Do Literary Awards Influence Book Buyers?
Because of our participation in promoting the shortlisted non-fiction books for the New Zealand book awards this year, I started wondering about the true influence of those little badges that appear on prize-winning books on us as shoppers and readers.
Do major literary awards actually equal more demand for the books and make them more popular?
The answer, as with so many things in life, appears to be “it depends.”
Interest in a title does go up after it wins a major award, especially for fiction and nonfiction, and the prominence of the award also plays a role. But whether or not it actually increases sales of the book depends on how popular the title was before it won the award.
For example, fiction and nonfiction winners of the Pulitzer Prize often appear on bestseller lists well before the awards are announced, so the impact on their sales is modest (or, more accurately, difficult to measure if they were already at the top of the lists).
However, if a more unknown author or title wins, the book can see a huge jump in sales, as the award and subsequent publicity means that many more people hear about it and want to get their mitts on a copy.
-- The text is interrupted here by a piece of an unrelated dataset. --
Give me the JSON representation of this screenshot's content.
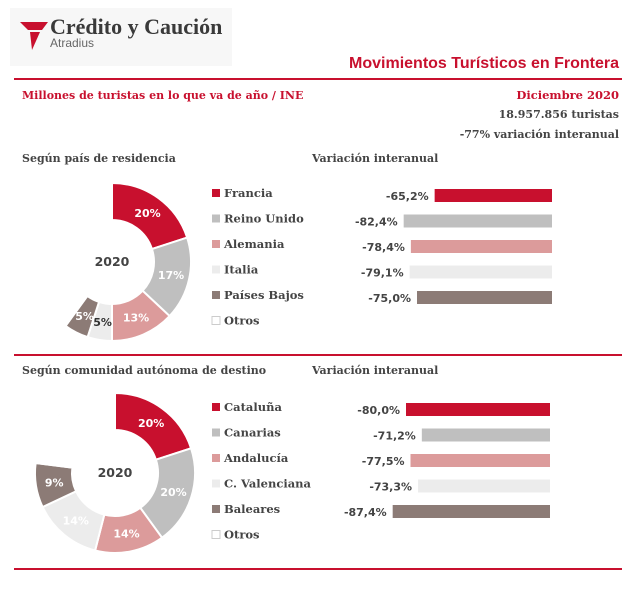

“And this is where I see the benefit of literary prizes,” says Amy Jones of Writers Digest. “If they’re well thought out and set up, literary competitions that play out over the course of many months with longlists, shortlists, and finally a winner will make use of those months to celebrate the authors they’ve chosen. To expose those authors to a wider readership that they might not get from being a mid-year, mid-list novel.”
The Nobel prize for literature is a very famous prize but is known to generally only boost sales measurably in the author’s home country and the same is likely true the more local and nationally focused any award is. At “the coalface” of bookselling I can say that our own Ockham New Zealand Book Awards do make a small impact on demand, especially in the illustrated nonfiction category where the books are often purchased as a premium gift - those badges give buyers an extra assurance about their decision.
However, there could also be a dark side to winning a literary award. A study published in Administrative Science Quarterly in 2019 showed that "winning a prestigious prize in the literary world seems to go hand-in-hand with a particularly sharp reduction in ratings of perceived quality.”
The study’s authors compared book reviews on Goodreads for books that were shortlisted for awards, but did not win, and those that won. Award winners faced a torrent of negative reviews that their shortlisted contemporaries didn’t.
The authors suggest that the notoriety gained by winning an award increases the size of a book’s audience — but not necessarily because those people are actually interested in the topic of or style of the book.
"The issue here is that readers assume that a book is 'good' because it won an award, but what is 'good' is partly a matter of individual taste,” one of the study’s authors told The Guardian. "As a result, readers who read prize-winning books tend to be disappointed – not because prize-winning books are bad [...] but rather because many readers who are drawn in by prize-winning books tend to have tastes that are simply not predisposed to liking the types of books that win prizes."
So… caveat emptor. Just because a book has been crowned “best” by a panel of experts doesn’t mean it will be your cup of tea. And that’s totally OK.
But if exploring the longlist or shortlists of book awards help broaden your exposure to new titles and authors, then that can only be a good thing — whether you end up liking the book or not.